Andrew Schweitzer wrote:
Should I use field arrays? That seems like an awful lot of fields (100 *
about 10) to add to the protocol's field list.
Does each of the 100 packet types have fields that appear in no other
packet type? If so, then, yes, that's a lot of fields, but that's how
we do it in other protocols.
Can you add a field list to a subtree?
What do you mean by "field array" and "field list"? Are we talking
about each packet type having about 10 *different* fields, or 10
instances of the *same* field, e.g. a protocol with a request to get a
list of IP addresses from the other machine and a reply containing the
IP addresses wouldn't have "proto.reply.ip_addr_1",
"proto.reply.ip_addr_2", "proto.reply.ip_addr_3", etc. fields, it'd just
have several instances of "proto.reply.ip_addr".
I see that NBNS defines multiple protocols.
No, NBNS is one protocol, not multiple protocols.

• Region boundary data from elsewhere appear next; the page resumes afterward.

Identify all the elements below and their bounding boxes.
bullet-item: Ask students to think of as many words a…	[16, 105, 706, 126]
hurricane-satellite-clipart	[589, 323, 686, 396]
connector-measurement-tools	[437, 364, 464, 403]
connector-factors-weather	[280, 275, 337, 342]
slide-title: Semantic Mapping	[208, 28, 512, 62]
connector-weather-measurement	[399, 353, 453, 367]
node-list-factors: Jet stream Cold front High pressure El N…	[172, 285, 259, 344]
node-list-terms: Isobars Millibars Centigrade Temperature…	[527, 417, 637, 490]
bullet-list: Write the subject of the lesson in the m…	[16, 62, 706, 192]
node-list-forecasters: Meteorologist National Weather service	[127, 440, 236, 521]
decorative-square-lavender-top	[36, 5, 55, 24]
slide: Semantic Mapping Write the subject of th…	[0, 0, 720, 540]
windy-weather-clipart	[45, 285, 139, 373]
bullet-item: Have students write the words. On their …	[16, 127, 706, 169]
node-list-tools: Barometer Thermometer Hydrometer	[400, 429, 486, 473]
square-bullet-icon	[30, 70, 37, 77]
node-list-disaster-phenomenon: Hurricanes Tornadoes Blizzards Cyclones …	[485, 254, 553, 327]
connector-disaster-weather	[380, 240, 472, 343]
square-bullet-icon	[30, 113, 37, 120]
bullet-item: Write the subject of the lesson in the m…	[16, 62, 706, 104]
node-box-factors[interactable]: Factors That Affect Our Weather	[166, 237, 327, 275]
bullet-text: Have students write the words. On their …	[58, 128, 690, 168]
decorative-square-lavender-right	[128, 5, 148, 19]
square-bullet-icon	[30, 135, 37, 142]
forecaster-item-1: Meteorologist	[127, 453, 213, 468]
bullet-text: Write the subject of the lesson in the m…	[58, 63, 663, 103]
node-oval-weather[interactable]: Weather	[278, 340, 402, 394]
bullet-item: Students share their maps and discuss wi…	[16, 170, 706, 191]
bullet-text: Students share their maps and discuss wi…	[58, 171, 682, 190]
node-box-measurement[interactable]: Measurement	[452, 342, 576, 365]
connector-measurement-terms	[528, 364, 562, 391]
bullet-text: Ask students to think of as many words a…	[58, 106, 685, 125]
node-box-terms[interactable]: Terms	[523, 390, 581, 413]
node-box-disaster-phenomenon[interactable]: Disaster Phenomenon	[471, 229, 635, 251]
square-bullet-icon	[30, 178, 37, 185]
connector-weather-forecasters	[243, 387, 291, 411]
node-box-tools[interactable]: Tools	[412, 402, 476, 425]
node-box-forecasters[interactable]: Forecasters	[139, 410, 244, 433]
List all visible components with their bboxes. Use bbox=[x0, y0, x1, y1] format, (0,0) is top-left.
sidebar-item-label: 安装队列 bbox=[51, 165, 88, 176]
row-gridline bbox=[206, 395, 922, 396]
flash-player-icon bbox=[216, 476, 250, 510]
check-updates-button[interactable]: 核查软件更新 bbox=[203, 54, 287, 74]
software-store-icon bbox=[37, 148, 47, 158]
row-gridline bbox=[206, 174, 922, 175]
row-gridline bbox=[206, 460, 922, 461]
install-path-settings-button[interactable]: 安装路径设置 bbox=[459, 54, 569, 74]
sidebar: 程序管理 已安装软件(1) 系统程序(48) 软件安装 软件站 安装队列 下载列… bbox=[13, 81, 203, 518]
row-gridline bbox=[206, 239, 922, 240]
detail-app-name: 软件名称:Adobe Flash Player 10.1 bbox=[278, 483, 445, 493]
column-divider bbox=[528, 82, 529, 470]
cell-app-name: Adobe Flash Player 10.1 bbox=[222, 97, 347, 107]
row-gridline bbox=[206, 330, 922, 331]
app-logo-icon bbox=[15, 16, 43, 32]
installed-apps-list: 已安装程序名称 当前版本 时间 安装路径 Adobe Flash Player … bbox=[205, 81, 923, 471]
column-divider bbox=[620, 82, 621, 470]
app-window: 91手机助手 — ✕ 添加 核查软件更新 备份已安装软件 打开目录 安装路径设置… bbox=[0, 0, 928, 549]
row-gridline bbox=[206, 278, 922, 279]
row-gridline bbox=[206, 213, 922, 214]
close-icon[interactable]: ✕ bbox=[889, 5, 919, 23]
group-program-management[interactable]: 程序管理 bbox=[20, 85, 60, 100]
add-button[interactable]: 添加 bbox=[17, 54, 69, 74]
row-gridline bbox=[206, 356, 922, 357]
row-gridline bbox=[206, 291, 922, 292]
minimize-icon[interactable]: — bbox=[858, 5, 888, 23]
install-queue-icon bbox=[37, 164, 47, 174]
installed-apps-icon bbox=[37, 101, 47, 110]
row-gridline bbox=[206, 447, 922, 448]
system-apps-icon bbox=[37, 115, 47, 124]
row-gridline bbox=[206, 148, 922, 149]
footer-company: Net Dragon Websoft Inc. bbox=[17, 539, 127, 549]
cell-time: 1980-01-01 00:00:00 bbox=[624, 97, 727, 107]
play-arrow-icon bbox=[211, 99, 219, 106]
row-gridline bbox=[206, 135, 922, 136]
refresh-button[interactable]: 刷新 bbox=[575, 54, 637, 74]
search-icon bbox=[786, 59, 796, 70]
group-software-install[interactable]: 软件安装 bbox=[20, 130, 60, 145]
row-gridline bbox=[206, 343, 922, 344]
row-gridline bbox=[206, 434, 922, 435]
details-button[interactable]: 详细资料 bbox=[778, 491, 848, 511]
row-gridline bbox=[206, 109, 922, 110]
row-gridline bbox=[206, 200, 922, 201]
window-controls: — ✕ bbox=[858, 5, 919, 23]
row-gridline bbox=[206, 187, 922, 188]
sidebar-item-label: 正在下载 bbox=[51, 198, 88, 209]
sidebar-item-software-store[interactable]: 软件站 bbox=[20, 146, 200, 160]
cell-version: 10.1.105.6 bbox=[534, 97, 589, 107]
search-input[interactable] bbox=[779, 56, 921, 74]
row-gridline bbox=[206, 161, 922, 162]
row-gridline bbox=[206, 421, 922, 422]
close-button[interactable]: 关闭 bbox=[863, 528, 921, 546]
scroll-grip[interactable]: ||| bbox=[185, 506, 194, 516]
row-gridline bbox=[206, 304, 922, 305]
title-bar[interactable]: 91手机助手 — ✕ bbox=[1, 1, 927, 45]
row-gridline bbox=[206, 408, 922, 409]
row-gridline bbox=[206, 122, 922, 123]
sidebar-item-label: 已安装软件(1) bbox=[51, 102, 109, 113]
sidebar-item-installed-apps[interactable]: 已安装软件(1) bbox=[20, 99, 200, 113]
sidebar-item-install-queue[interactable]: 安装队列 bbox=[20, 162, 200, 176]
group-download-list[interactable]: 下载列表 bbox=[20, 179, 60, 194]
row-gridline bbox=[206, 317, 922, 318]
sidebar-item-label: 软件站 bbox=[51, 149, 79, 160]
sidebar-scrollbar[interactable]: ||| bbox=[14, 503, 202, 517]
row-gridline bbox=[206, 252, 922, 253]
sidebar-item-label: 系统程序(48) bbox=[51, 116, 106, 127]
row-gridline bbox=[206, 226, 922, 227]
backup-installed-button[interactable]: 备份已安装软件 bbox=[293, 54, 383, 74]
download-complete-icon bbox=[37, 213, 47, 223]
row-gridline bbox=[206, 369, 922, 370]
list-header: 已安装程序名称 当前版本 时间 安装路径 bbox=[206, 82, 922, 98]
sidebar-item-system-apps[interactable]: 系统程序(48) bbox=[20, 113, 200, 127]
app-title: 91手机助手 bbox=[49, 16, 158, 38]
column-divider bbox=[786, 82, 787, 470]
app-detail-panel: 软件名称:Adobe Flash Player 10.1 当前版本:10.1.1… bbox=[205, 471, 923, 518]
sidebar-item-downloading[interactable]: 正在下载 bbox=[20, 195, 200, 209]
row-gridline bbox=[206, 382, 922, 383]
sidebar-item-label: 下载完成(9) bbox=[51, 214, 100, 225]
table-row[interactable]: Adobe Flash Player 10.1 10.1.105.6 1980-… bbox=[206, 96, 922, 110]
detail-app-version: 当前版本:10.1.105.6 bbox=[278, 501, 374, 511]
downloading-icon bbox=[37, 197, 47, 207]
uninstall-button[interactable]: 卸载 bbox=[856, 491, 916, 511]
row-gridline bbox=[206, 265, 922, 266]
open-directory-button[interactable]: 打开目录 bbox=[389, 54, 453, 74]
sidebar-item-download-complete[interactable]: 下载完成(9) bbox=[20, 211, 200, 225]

The file named "packet-nbns.c" contains dissectors for multiple
protocols, but that's for historical reasons, as the comment at the
beginning of the file says; one could argue that there should be
"packet-nbns.c" with the NBNS dissector, "packet-nbds.c" with the NBDS
dissector, and "packet-nbss.c" with the NBSS dissector. Those are three
different protocols, even though they're all defined by the same RFCs
(1001 and 1002).
Should I define a different protocol for each message type?
No. You said "*a* proprietary protocol", so it's just one protocol.
That also seems excessive.
Not only would it be excessive, it would be the wrong thing to do.